Something about Frank’s talk connected a lot of dots for me. My father is a concert pianist and, romantic notions of what that’s like notwithstanding, growing up hearing my father practice meant experiencing, vicariously, the “long, hard, stupid way” every day. The way he practices is far beyond reasonable, far beyond what might make sense or be efficient by any objective standard. It is about perfection. It is based on drive and love and the pursuit of something that only he sees.

So, when I was in 6th grade, he was stuck on a particularly tricky passage of Beethoven’s Emperor Concerto and he’d call me to his piano every two weeks to say “I’ve got it!” and he’d play the passage for me. It would sound perfect. A few days later he’d be back to the drawing board with a new fingering, and a few weeks later that would also sound perfect. And on and on he’d go, for months. In the midst of this madness, I was walking to school one day and a big truck honked – I actually heard the start of those same 32 measures that I’d heard, at that point, hundreds of times. That might sound amazingly erudite, but really it’s just plain crazy. And a little bit inspiring.

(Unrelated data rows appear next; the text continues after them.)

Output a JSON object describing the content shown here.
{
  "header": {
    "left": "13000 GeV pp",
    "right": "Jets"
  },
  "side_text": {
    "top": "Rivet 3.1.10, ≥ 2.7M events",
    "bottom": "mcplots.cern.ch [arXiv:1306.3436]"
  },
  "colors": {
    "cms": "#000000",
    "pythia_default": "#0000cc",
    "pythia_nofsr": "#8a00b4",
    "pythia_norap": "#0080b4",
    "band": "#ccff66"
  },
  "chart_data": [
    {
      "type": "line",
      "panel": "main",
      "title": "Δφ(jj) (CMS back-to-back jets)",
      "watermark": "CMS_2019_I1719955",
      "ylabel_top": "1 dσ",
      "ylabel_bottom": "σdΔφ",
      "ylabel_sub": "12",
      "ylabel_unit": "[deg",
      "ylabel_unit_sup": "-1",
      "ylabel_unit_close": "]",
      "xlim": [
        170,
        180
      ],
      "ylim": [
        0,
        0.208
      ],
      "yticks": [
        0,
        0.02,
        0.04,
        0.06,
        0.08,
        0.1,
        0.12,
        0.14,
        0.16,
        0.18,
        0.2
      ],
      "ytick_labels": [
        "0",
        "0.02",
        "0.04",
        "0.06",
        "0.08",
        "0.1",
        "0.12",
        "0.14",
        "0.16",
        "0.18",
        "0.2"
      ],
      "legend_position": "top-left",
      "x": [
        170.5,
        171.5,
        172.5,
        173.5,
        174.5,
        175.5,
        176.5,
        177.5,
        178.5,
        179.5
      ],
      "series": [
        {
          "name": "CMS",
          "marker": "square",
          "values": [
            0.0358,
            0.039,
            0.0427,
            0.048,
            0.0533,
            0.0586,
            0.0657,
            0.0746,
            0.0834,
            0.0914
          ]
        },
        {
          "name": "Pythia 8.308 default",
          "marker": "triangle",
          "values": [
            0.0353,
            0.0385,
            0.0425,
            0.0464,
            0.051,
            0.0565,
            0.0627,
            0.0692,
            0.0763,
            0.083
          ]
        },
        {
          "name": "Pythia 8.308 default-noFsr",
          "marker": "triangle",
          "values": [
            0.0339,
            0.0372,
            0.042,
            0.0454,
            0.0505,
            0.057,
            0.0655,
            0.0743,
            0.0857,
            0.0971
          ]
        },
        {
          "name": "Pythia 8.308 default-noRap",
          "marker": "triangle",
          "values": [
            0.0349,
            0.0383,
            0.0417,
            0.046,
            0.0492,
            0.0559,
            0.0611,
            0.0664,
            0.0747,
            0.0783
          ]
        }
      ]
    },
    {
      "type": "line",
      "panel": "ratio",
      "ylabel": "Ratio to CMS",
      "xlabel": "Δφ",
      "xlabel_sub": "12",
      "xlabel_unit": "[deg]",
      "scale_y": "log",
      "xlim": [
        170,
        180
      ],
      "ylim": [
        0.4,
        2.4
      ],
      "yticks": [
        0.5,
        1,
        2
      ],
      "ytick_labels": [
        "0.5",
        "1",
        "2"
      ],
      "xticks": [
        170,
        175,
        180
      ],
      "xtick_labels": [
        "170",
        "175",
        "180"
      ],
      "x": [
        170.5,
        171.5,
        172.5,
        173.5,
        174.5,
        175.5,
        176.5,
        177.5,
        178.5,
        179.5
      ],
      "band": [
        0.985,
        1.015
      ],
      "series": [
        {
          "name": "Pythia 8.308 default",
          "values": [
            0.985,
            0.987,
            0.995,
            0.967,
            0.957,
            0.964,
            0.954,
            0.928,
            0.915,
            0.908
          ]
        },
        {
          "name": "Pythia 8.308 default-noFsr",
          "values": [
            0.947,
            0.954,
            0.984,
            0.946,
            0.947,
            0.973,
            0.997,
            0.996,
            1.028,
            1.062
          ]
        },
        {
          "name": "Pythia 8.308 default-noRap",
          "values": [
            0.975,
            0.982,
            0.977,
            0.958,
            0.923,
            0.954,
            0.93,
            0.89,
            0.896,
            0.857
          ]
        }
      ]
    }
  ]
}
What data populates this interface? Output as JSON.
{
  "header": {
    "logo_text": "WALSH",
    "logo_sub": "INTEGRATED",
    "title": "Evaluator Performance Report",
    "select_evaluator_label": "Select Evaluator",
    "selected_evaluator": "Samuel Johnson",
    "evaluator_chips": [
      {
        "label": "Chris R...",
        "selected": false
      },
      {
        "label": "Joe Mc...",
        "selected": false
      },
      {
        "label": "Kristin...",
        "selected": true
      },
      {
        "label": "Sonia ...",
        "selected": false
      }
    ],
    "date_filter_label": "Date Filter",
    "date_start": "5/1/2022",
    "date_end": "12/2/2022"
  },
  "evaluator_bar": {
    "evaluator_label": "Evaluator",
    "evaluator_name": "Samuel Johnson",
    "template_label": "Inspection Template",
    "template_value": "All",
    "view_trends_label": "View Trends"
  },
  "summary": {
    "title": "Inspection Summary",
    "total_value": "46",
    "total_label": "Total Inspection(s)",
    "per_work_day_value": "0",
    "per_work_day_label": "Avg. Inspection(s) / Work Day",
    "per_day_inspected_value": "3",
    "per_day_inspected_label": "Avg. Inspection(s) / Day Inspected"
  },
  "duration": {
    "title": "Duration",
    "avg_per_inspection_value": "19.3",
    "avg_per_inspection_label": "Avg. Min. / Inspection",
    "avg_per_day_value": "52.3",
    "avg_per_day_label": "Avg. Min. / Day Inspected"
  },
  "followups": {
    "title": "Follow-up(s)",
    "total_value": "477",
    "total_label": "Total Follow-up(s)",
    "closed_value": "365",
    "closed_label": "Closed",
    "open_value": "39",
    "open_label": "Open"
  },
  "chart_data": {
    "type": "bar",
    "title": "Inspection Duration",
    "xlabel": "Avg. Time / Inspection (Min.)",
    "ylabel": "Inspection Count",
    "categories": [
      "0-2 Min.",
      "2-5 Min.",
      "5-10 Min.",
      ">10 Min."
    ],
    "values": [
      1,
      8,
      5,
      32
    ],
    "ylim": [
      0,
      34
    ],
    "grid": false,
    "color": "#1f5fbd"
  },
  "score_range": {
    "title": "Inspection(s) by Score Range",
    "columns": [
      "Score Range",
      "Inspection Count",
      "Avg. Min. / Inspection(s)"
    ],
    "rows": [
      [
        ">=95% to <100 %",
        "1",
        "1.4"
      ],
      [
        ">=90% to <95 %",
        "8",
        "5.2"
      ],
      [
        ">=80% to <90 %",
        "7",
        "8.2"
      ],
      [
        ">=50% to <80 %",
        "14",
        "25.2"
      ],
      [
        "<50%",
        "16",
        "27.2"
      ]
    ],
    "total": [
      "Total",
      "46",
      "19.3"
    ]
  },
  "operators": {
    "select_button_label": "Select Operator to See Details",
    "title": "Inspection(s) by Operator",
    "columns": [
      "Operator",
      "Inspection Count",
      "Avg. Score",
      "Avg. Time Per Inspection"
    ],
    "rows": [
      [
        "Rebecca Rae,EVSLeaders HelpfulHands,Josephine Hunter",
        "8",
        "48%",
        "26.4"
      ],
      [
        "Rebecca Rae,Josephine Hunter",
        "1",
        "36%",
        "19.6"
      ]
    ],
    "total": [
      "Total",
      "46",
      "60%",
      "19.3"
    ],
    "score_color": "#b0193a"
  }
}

Bringing things back to today, Frank’s talk unlocked a mystery that’s been lurking in the background ever since I came to Acumen Fund more than five years ago. In the early days of my career, the one thing that terrified me was the notion of ever having to sell ANYTHING. Sales people were extroverts who loved cocktail parties where they knew nobody; they went to the bar at the end of 16 hour workdays so they could meet a few more new people. I knew that I could never sell because at the end of that same 16 hour day, all I wanted to do was get back to my hotel room and steal a few precious moments with a good book.

And then I got to Acumen Fund and found myself….selling. Sitting across from people telling our story. Helping conceive and execute a $100 million capital raise. Pounding the table telling people that they have radically misunderstood fundraising and that it’s something they HAVE to do if they’re going to succeed in the nonprofit sector.

How did I make the leap?

The “long, hard, stupid way,” of course. Meaning I cared enough and believed enough in what Acumen is doing, which meant that I could put love and passion into the work. When I sit across from someone who might give to Acumen, I’m not shilling some interchangeable widget, I’m sharing a vision, one of hope and possibility and making a dent in the universe if we all pull together and slog through the hard, messy, often unrewarding work of making real change.

When I share that passion and hope, I’m giving a gift.

And yet the world tells us every day that the “long, hard, stupid way” doesn’t make any sense. It’s impractical. You can and you must cut corners here and there.

Really?

If you’ve read the Steve Jobs biography you know how famously passionate Jobs was about every last detail of everything. Apple, the most valuable, most revered company of our time, designs products “the long, hard, stupid” way, and the day they stop doing that is the day they’ll no longer be Apple. And it’s not just them – now that everything is easily available and wildly affordable, we spend our energy seeking out things that haven’t been found, things that exude caring and attention to detail and craftsmanship. Why? Because it’s impossible not to notice when someone cared more than they should have about what they were making. We can feel that essence, and it moves us. We seek out objects, and people, who give gifts in everything they do.

Our opportunity, today, is to recognize that now more than ever, how we do everything is what defines us, what humanizes us, and what differentiates us. To recognize that cutting corners is a race to the bottom. To see that we’re not going to make massive change by cutting one more corner or by squeezing out that last half a percent of efficiency.

We have the opportunity, today, to give our gift to the world.

Giving this gift is what changes everything.